Matthew swiped his blond bangs out of his face, giving me a full show of his big green eyes. All right! Looks like Matthew was exercising his imagination and going off script. He was a skeletal Superman, apparently how Superman would look if viewed with his own X-ray vision. This brilliant costume included a glow-in-the-dark skeleton jump suit, with the Superman mask and cape. Possibly I had played it too safe with my Wonder Woman costume; I was pretty exact.

The excitement in my young host’s face left the building as his eyes locked in on me standing there. It was odd because Matthew was my first “boyfriend;” we were always happy to see one another. On the playground we were best buds — on the same page when it came to play, pretend, and crafts. But all of that seemed to be inadequate in this awkward moment.

To be sure, he carefully inquired, “Who are you?”

Are you kidding me? I have all the right accessories, including the red boots, isn’t it obvious?’

The theme song was blaring in my head as I replied, “Wonder Woman.” Duh.

He placed one hand over his head, as he shook it in pitiful disbelief. And then he said it, four words I would never forget, “Wonder Woman isn’t black.”

Have mercy, did he just point out that my costume was inaccurate? Isn’t he a skeleton and Superman? That must violate some kind of costume code.

And wait, what is this black thing? In a school of 24 students, I was the only black person. Now, I knew my skin color was different, my hair texture wasn’t the same, but I never quite knew it was because I was black. Imagine that, all this time I was trying to figure out what made me different, and there it was. Even worse, this black thing prohibited me from being Wonder Woman, even if it was just for Halloween.

I was ashamed and embarrassed because of this new reality that was placed on my shoulders. At some point, as I contemplated my error, I became angry at whoever thought it was OK to unleash this Wonder Woman on the world without guidelines. Didn’t they know that every little girl wanted to be her, and that some of those little girls were black?

I decided right then and there to make an adjustment. Since I could not be Wonder Woman, Sleeping Beauty, Cinderella, and certainly not Snow White because I was black, I would take on the identity of characters that were not restricted by my race. A fairy, nurse or doctor would be OK, but no more of these beloved characters that don’t look like me.

From that day on, I decided to go off script and create my own definition, vision, and reality of a superhero. My power would be vanishing the limitations of my blackness, yes perfect!

Of course I was not able to erase being black or the reality and experiences that come with being black. Instead, the adversities I’ve faced as a result of being black have made me stronger and given me insight to human empathy.

I never told anyone what happened at the party, including my mom. I knew she worked her butt off and I didn’t want her to feel as if she’d let me down. It wasn’t until I watched my 3-year-old son discover the awe and wonder of superheroes and super powers that I was reminded of Matthew’s matter-of-fact observation.

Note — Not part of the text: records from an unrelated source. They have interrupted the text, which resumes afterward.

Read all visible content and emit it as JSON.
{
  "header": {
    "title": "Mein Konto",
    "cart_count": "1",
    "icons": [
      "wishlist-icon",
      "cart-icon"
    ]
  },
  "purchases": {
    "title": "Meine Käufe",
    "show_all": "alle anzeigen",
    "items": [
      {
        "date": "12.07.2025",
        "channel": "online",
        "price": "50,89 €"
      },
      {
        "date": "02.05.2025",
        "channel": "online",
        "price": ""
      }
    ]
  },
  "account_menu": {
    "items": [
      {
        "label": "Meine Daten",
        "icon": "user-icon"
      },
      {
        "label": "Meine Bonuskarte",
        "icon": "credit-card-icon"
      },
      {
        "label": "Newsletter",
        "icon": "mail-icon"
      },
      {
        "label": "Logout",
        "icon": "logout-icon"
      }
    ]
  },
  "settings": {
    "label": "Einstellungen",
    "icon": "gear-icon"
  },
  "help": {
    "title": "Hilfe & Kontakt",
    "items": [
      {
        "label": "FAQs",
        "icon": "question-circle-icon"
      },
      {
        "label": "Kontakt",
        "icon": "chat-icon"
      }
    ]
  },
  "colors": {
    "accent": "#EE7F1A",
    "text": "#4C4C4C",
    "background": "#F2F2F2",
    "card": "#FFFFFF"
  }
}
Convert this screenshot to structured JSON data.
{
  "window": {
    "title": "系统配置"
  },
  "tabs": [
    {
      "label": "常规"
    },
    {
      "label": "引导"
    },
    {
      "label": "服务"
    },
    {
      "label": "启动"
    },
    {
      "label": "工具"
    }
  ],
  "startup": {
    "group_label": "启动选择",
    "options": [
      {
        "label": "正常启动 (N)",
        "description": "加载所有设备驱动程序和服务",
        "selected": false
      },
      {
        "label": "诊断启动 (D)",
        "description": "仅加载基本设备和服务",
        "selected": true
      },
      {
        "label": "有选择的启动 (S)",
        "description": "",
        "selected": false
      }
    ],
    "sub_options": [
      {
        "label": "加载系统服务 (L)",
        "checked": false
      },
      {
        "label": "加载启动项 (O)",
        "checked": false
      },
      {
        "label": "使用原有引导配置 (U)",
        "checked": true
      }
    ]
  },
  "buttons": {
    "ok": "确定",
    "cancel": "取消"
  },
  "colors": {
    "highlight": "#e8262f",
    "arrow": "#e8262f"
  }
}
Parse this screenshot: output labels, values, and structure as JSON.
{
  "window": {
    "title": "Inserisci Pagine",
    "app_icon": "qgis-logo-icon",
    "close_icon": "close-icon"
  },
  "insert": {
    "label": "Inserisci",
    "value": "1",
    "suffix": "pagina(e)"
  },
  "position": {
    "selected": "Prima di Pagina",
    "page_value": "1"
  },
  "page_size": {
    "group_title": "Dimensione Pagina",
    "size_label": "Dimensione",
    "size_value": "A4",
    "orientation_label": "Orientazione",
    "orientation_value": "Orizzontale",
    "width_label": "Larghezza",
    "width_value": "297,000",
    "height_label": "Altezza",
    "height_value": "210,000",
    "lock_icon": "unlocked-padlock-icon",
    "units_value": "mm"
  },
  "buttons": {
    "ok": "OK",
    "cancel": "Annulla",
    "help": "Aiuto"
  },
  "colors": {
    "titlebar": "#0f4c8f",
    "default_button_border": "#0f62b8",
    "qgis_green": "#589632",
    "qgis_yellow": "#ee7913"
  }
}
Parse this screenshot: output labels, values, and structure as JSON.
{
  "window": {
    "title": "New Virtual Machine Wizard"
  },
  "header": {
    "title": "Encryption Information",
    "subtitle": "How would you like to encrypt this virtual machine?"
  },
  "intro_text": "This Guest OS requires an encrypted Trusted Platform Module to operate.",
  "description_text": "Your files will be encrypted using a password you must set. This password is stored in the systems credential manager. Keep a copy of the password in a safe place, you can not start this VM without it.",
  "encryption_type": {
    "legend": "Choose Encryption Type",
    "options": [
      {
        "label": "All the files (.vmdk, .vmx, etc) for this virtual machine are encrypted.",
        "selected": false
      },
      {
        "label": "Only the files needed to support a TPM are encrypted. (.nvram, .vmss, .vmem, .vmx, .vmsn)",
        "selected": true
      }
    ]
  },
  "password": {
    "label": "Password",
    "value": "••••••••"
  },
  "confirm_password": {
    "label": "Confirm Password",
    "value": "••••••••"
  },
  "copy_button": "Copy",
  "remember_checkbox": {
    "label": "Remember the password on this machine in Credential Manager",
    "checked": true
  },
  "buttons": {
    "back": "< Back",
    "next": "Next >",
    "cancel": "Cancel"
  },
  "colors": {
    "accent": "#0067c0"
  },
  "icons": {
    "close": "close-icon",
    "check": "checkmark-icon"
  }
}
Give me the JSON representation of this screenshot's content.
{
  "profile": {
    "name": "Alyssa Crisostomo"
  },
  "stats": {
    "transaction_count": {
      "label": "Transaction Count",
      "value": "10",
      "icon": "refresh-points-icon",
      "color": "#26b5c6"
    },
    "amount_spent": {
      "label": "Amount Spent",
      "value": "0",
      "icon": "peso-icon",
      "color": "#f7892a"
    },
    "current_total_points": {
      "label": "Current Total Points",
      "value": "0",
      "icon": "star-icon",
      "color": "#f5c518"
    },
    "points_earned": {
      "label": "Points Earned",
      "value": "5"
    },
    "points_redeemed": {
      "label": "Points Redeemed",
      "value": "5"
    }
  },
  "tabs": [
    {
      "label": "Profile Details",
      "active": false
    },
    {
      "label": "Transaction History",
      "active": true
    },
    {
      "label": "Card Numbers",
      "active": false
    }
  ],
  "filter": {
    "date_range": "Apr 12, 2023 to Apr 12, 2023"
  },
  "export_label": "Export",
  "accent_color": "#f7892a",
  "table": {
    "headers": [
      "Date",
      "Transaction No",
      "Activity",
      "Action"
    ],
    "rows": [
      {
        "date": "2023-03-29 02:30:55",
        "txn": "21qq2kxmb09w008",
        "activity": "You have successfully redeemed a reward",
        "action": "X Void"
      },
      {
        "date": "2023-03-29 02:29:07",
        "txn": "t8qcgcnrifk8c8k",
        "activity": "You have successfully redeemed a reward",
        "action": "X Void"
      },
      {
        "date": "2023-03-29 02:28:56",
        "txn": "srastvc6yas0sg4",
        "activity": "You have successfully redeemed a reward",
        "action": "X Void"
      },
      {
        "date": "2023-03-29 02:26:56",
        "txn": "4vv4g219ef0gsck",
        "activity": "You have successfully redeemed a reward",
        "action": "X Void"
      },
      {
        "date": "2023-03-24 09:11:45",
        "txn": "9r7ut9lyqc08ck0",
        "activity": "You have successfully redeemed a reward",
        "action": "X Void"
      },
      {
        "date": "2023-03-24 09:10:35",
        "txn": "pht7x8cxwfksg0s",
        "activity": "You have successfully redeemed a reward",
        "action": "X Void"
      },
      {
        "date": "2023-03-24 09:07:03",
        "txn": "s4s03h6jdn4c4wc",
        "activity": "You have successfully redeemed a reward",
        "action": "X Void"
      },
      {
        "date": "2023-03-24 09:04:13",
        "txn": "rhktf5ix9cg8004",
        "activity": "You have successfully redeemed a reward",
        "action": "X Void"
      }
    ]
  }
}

Now, I watch my son play; coloring life outside the lines, breaking all the rules of convention and it thrills my heart. Today, he is Super Batman. He’s wearing his dinosaur house-boots, Superman underwear, and a towel he has turned into a cape, not because he doesn’t have an actual Batman cape, but because he’s creating his own set of superhero rules. POW!!!! BIFF! ZOK! WHAM!!!

He acts out every scene, and all the parts, bad guys included. He is a superhero enthusiasts and I love it.

The sky is the limit when it comes to defining who we are and adhering to limitations is a choice. While I am not Wonder Woman, I am a woman full of wonderful surprises that gave birth to Super Batman. Who happens to be black!